Big Data can be dirty and the collection process must pay attention to data quality. This is different from the type of data we are used to in your typical database, with all the focus on data integrity. The point is that even data with very low integrity has valuable nuggets of information.
Whatever happened to data integrity? The RDBMS people mastered the art of data integrity long ago and along come these NoSQL folks who just ignore all that learning. This data is junk!
Human input is often a source of noise in the data. Big data is used for analyzing Twitter feeds, blog posts, comment forums, chat sessions and the like and text data can be ambiguous. It's context sensitive and sometimes coded. "Two sticks, a dash and a cake with a stick down." was Mohammed Atta's codefor 9/11. An automated algorithm could be forgiven for missing the meaning of that message. Algorithms used for sentiment analysis sometimes get individual messages wrong. But quite often, they can still produce statistically significant results.

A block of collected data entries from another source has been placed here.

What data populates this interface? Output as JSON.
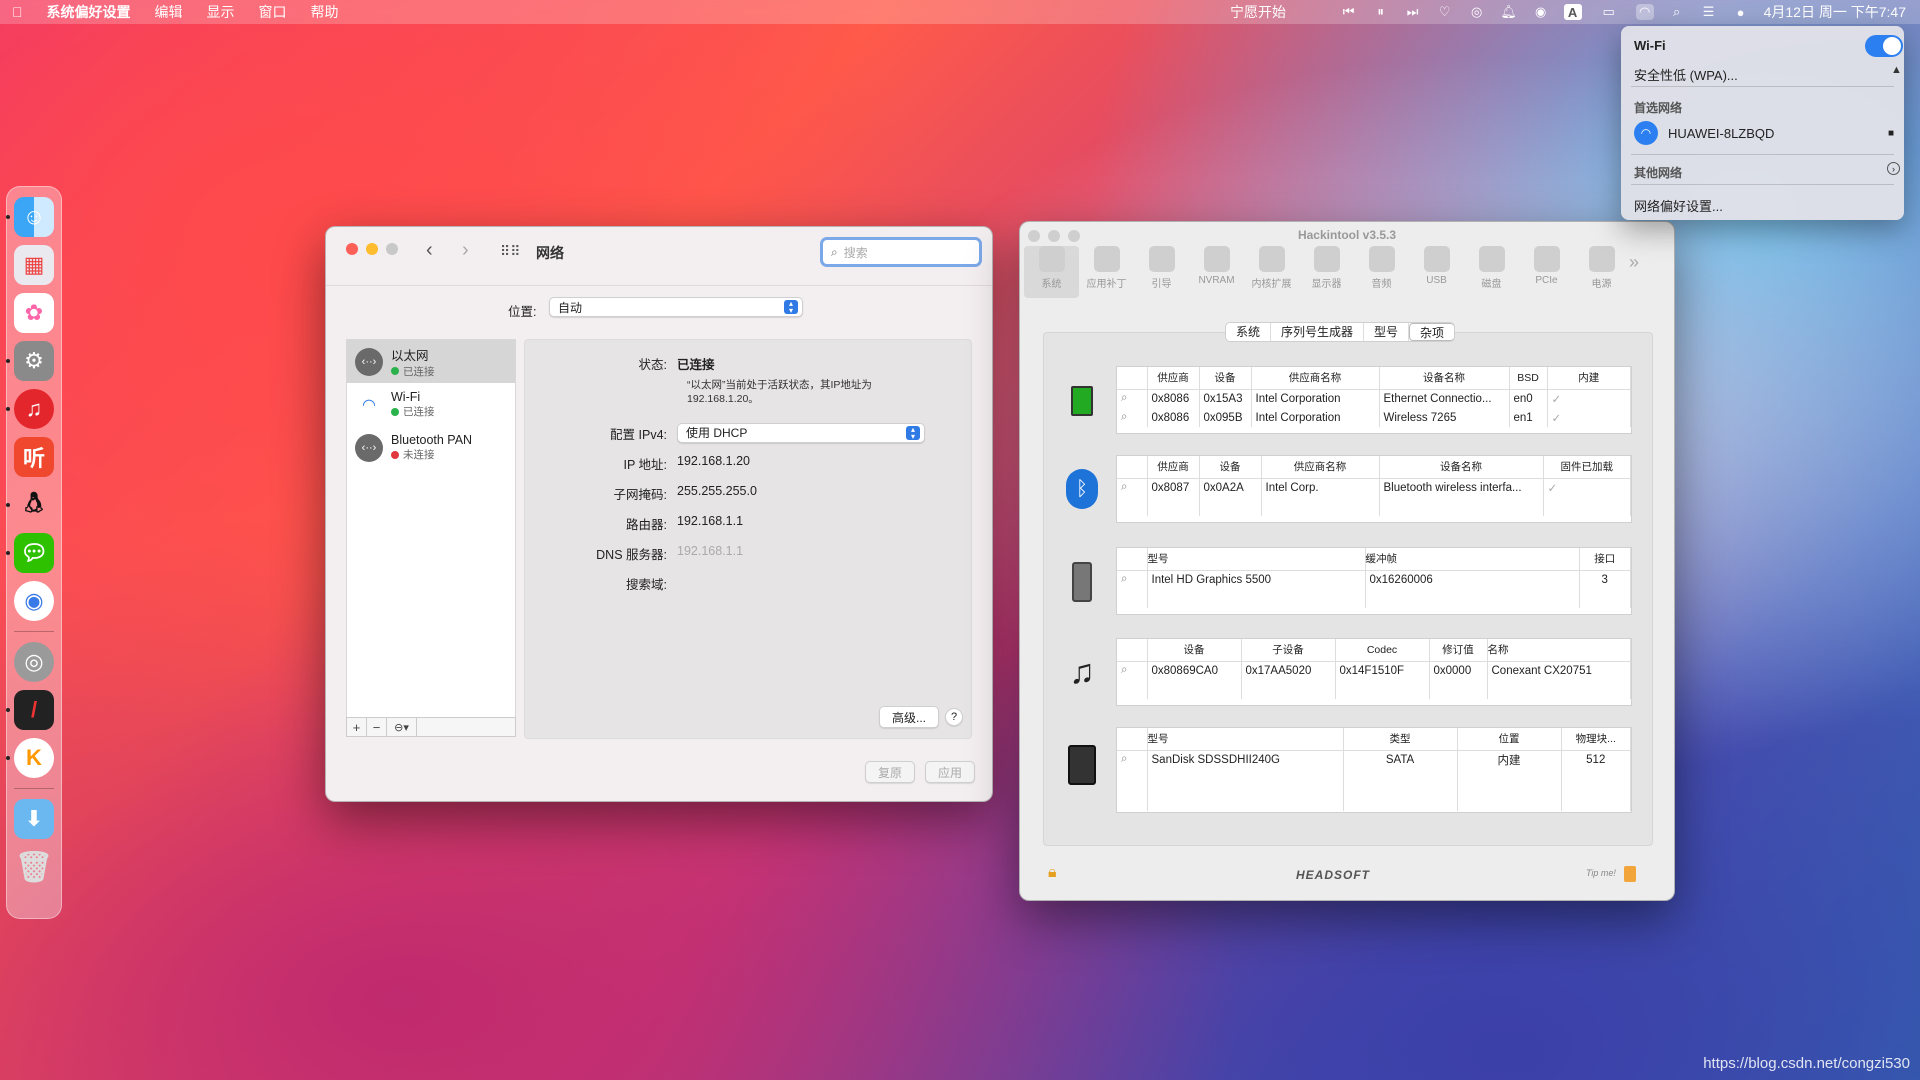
{
  "menubar": {
    "app": "系统偏好设置",
    "items": [
      "编辑",
      "显示",
      "窗口",
      "帮助"
    ],
    "center": "宁愿开始",
    "datetime": "4月12日 周一 下午7:47"
  },
  "network": {
    "title": "网络",
    "search_placeholder": "搜索",
    "location_label": "位置:",
    "location_value": "自动",
    "services": [
      {
        "name": "以太网",
        "status": "已连接",
        "color": "#2bb24c"
      },
      {
        "name": "Wi-Fi",
        "status": "已连接",
        "color": "#2bb24c"
      },
      {
        "name": "Bluetooth PAN",
        "status": "未连接",
        "color": "#e0393e"
      }
    ],
    "status_label": "状态:",
    "status_value": "已连接",
    "status_desc": "“以太网”当前处于活跃状态，其IP地址为 192.168.1.20。",
    "ipv4_label": "配置 IPv4:",
    "ipv4_value": "使用 DHCP",
    "ip_label": "IP 地址:",
    "ip_value": "192.168.1.20",
    "mask_label": "子网掩码:",
    "mask_value": "255.255.255.0",
    "router_label": "路由器:",
    "router_value": "192.168.1.1",
    "dns_label": "DNS 服务器:",
    "dns_value": "192.168.1.1",
    "domain_label": "搜索域:",
    "advanced": "高级...",
    "help": "?",
    "revert": "复原",
    "apply": "应用"
  },
  "hackintool": {
    "title": "Hackintool v3.5.3",
    "tools": [
      "系统",
      "应用补丁",
      "引导",
      "NVRAM",
      "内核扩展",
      "显示器",
      "音频",
      "USB",
      "磁盘",
      "PCIe",
      "电源"
    ],
    "tabs": [
      "系统",
      "序列号生成器",
      "型号",
      "杂项"
    ],
    "network_table": {
      "headers": [
        "供应商",
        "设备",
        "供应商名称",
        "设备名称",
        "BSD",
        "内建"
      ],
      "rows": [
        [
          "0x8086",
          "0x15A3",
          "Intel Corporation",
          "Ethernet Connectio...",
          "en0",
          "✓"
        ],
        [
          "0x8086",
          "0x095B",
          "Intel Corporation",
          "Wireless 7265",
          "en1",
          "✓"
        ]
      ]
    },
    "bt_table": {
      "headers": [
        "供应商",
        "设备",
        "供应商名称",
        "设备名称",
        "固件已加载"
      ],
      "rows": [
        [
          "0x8087",
          "0x0A2A",
          "Intel Corp.",
          "Bluetooth wireless interfa...",
          "✓"
        ]
      ]
    },
    "gpu_table": {
      "headers": [
        "型号",
        "缓冲帧",
        "接口"
      ],
      "rows": [
        [
          "Intel HD Graphics 5500",
          "0x16260006",
          "3"
        ]
      ]
    },
    "audio_table": {
      "headers": [
        "设备",
        "子设备",
        "Codec",
        "修订值",
        "名称"
      ],
      "rows": [
        [
          "0x80869CA0",
          "0x17AA5020",
          "0x14F1510F",
          "0x0000",
          "Conexant CX20751"
        ]
      ]
    },
    "disk_table": {
      "headers": [
        "型号",
        "类型",
        "位置",
        "物理块..."
      ],
      "rows": [
        [
          "SanDisk SDSSDHII240G",
          "SATA",
          "内建",
          "512"
        ]
      ]
    },
    "brand": "HEADSOFT",
    "tip": "Tip me!"
  },
  "wifi_menu": {
    "title": "Wi-Fi",
    "security": "安全性低 (WPA)...",
    "preferred_header": "首选网络",
    "network_name": "HUAWEI-8LZBQD",
    "other": "其他网络",
    "prefs": "网络偏好设置..."
  },
  "watermark": "https://blog.csdn.net/congzi530"
}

In other words, Big Data is about problems we never used to solve with RDBMS technology and we shouldn't expect those solutions to apply here.
Data collection apparatus can often be a source of noise as well. When thousands of browsers feed data into an Analytics collector (Google Analytics or other), bugs and errors in the browsers or in the network inbetween cause some of the data to be corrupted along the way. Generally the collector just throws away those records.
Bottom line: noise is a feature of Big Data, not a bug! The power of your Big Data solution depends on how well it deals with the noise.